I have a '05 Pathfinder with a dissappointing Bose system. I am thinking about replacing the speakers and maybe the head unit if needed.

Is the problem really the bad speaker system or is it also the head unit?

As far as speakers, Crutchfield claims that the front speaker size is 6x9's and that the only speakers that will fit the front are the Alpines. 

According Crutchfield's the rear speakers are 6 1/2". 

Are these sizes correct?

Where do I get the best bang for the buck? Speakers or headunit or both?

Has anyone used anything else than the Alpines?


----------



## Triffid (Aug 25, 2005)

texasaggie said:


> I have a '05 Pathfinder with a dissappointing Bose system. I am thinking about replacing the speakers and maybe the head unit if needed.
> 
> Is the problem really the bad speaker system or is it also the head unit?
> 
> ...


The sizes are correct... But Crutchfield's list lots of speakers that will fit your application... I did use the Alpine units when I changed my speakers and it did make a big difference... I'm still using the Bose head unit... I still want to change the tweeters and the sub... Maybe after the holidays... See my pics. below... Hope this helps............Triffid


----------



## MikeCallery (Dec 22, 2005)

*Nice Work*

O.K. Gonna swell your head a bit.

First, very nice website. I like how you have it well organized and layed out.

Second, love the way you documented your Pathfinder and I think it goes back to the credit of a good website.

I hope you don't mind a few questions.

Did you do your pinstripping? Buy a kit or have a shop do it? I've been looking for examples of pinstripping and liked what you did, not that I'm going to copy it, I like individuality but was simply curious.

I see you already did a Gibson catback. I did it on my Yukon and loved the sound but that was a V-8 and you simply cannot compare a V-8 to a V-6 for sound. I would, however, be very interested in your feedback on the Gibson relative to sound, gas mileage and if you installed it and how it went.
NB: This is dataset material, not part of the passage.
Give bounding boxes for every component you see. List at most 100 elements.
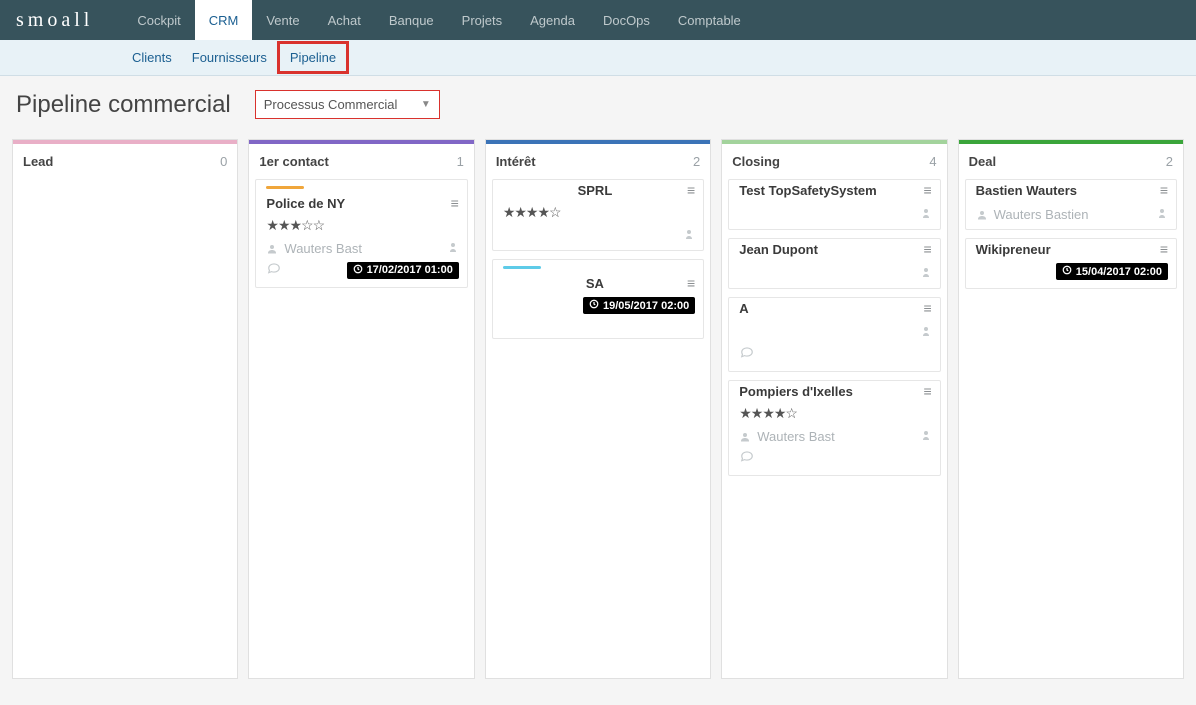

Hope you don't mind the 1,001 questions but you did good and I wanted to get some info.


----------



## thrbek (Oct 27, 2005)

texasaggie said:


> I have a '05 Pathfinder with a dissappointing Bose system. I am thinking about replacing the speakers and maybe the head unit if needed.
> 
> Is the problem really the bad speaker system or is it also the head unit?
> 
> ...


I agree with you. The BOSE system on my 2005 Pathy LE is VERY disappointing.  I'm thinking of following triff's advice and upgrade the speakers to Alpines. The head seems to have alot of power...(relatively)...but the door speakers seems to lack presence and warmth. They also have little-to-no low-mid's.

Triff...question for you...If you replaced the 6x9 fronts and the 6.5" rears with Alpines....what did you do about the factory tweeters? Did you just disconnect them?

I assume that the Bose system has component speakers in the doors that have little cross-overs to split off the high frequencies to the tweeters? Is this correct?

Would I be better served to purchase some Alpine component speakers that come with tweeters and a built-in passive crossover system?

Thoughts?

Thanks!


----------



## Triffid (Aug 25, 2005)

thrbek said:


> I agree with you. The BOSE system on my 2005 Pathy LE is VERY disappointing.  I'm thinking of following triff's advice and upgrade the speakers to Alpines. The head seems to have alot of power...(relatively)...but the door speakers seems to lack presence and warmth. They also have little-to-no low-mid's.
> 
> Triff...question for you...If you replaced the 6x9 fronts and the 6.5" rears with Alpines....what did you do about the factory tweeters? Did you just disconnect them?
> 
> ...


I still have the OEM tweeters and sub connected... I hope to replace both of these after the holidays... Hope you guys have a great holiday season.............Triffid


----------



## thrbek (Oct 27, 2005)

Triffid said:


> I still have the OEM tweeters and sub connected... I hope to replace both of these after the holidays... Hope you guys have a great holiday season.............Triffid


Do the OEM tweeters hook directly to the head, or do they split off of the front door speakers?

THANKS!


----------